For Eight Hours, the Only Place I Can Sit is on the Toilet

Madisen Gummer

I scooped penne ala vodka onto the bride’s plate
and thought if I did the math right, I could
calculate how much I got paid per scoop.

But I didn’t want to do the math. I wanted to eat
the sun going down and all it touched outside
the mansion, but I couldn’t even taste the food I served

and slid off porcelain plates into trash cans
in the kitchen.

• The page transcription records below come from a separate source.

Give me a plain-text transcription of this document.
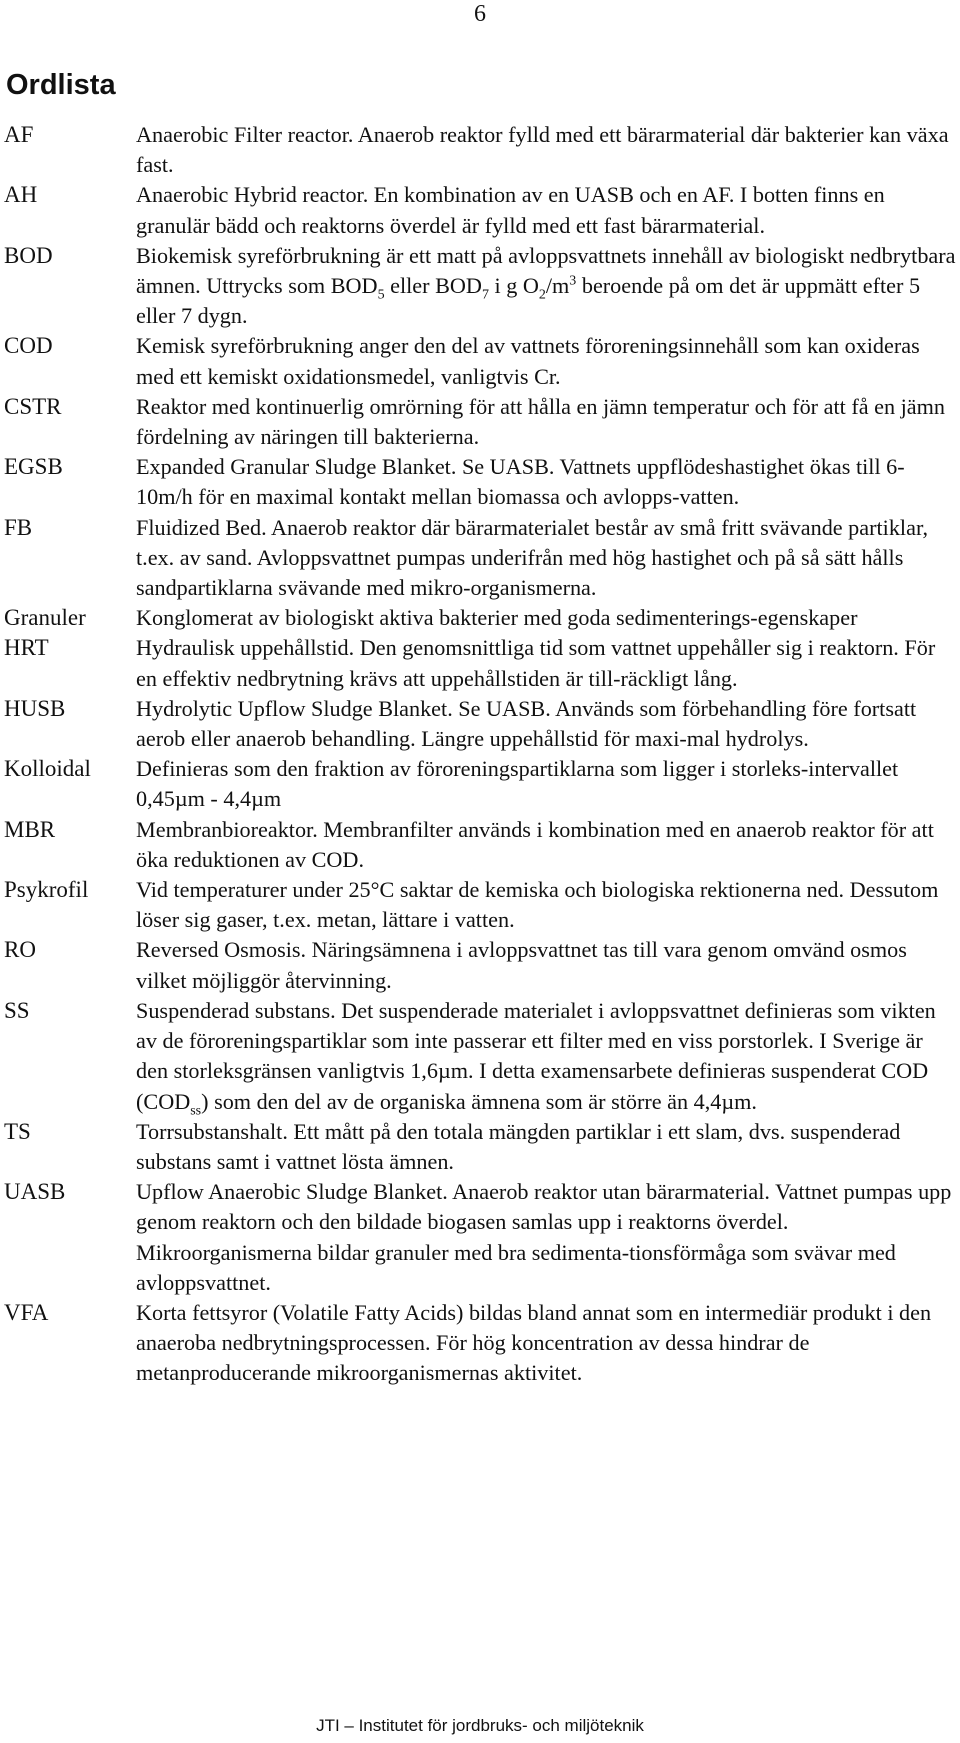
6
Ordlista
AF	Anaerobic Filter reactor. Anaerob reaktor fylld med ett bärarmaterial där bakterier kan växa fast.
AH	Anaerobic Hybrid reactor. En kombination av en UASB och en AF. I botten finns en granulär bädd och reaktorns överdel är fylld med ett fast bärarmaterial.
BOD	Biokemisk syreförbrukning är ett matt på avloppsvattnets innehåll av biologiskt nedbrytbara ämnen. Uttrycks som $BOD_5$ eller $BOD_7$ i g $O_2/m^3$ beroende på om det är uppmätt efter 5 eller 7 dygn.
COD	Kemisk syreförbrukning anger den del av vattnets föroreningsinnehåll som kan oxideras med ett kemiskt oxidationsmedel, vanligtvis Cr.
CSTR	Reaktor med kontinuerlig omrörning för att hålla en jämn temperatur och för att få en jämn fördelning av näringen till bakterierna.
EGSB	Expanded Granular Sludge Blanket. Se UASB. Vattnets uppflödeshastighet ökas till 6-10m/h för en maximal kontakt mellan biomassa och avlopps-vatten.
FB	Fluidized Bed. Anaerob reaktor där bärarmaterialet består av små fritt svävande partiklar, t.ex. av sand. Avloppsvattnet pumpas underifrån med hög hastighet och på så sätt hålls sandpartiklarna svävande med mikro-organismerna.
Granuler	Konglomerat av biologiskt aktiva bakterier med goda sedimenterings-egenskaper
HRT	Hydraulisk uppehållstid. Den genomsnittliga tid som vattnet uppehåller sig i reaktorn. För en effektiv nedbrytning krävs att uppehållstiden är till-räckligt lång.
HUSB	Hydrolytic Upflow Sludge Blanket. Se UASB. Används som förbehandling före fortsatt aerob eller anaerob behandling. Längre uppehållstid för maxi-mal hydrolys.
Kolloidal	Definieras som den fraktion av föroreningspartiklarna som ligger i storleks-intervallet 0,45µm - 4,4µm
MBR	Membranbioreaktor. Membranfilter används i kombination med en anaerob reaktor för att öka reduktionen av COD.
Psykrofil	Vid temperaturer under 25°C saktar de kemiska och biologiska rektionerna ned. Dessutom löser sig gaser, t.ex. metan, lättare i vatten.
RO	Reversed Osmosis. Näringsämnena i avloppsvattnet tas till vara genom omvänd osmos vilket möjliggör återvinning.
SS	Suspenderad substans. Det suspenderade materialet i avloppsvattnet definieras som vikten av de föroreningspartiklar som inte passerar ett filter med en viss porstorlek. I Sverige är den storleksgränsen vanligtvis 1,6µm. I detta examensarbete definieras suspenderat COD $(COD_{ss})$ som den del av de organiska ämnena som är större än 4,4µm.
TS	Torrsubstanshalt. Ett mått på den totala mängden partiklar i ett slam, dvs. suspenderad substans samt i vattnet lösta ämnen.
UASB	Upflow Anaerobic Sludge Blanket. Anaerob reaktor utan bärarmaterial. Vattnet pumpas upp genom reaktorn och den bildade biogasen samlas upp i reaktorns överdel. Mikroorganismerna bildar granuler med bra sedimenta-tionsförmåga som svävar med avloppsvattnet.
VFA	Korta fettsyror (Volatile Fatty Acids) bildas bland annat som en intermediär produkt i den anaeroba nedbrytningsprocessen. För hög koncentration av dessa hindrar de metanproducerande mikroorganismernas aktivitet.
JTI – Institutet för jordbruks- och miljöteknik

Here, Diana and I traded languages.
In hers, there is no one named Madisen,

so each time she called, I was reintroduced to myself.
From an untouched bowl brought back, I took
a bite of melting ice cream, thinking I was a scavenger

of love’s leftovers and how I never want to get married –
too many backstage brides in tears, whose faces I don’t remember.
A moth flew around the steel kitchen

and rested on white linen. Diana pointed
at my bowl and said Malteada: not melted or leftover waste,
but milkshake: still sweet, but whole: a separate thing.

Madisen Gummer is a poet from Texas currently living in New York City. She recently received her MFA in Writing from Sarah Lawrence College, and reads poetry submissions for Pigeon Pages. Her work has previously been published in Space City Underground, Beyond Words, and Persona.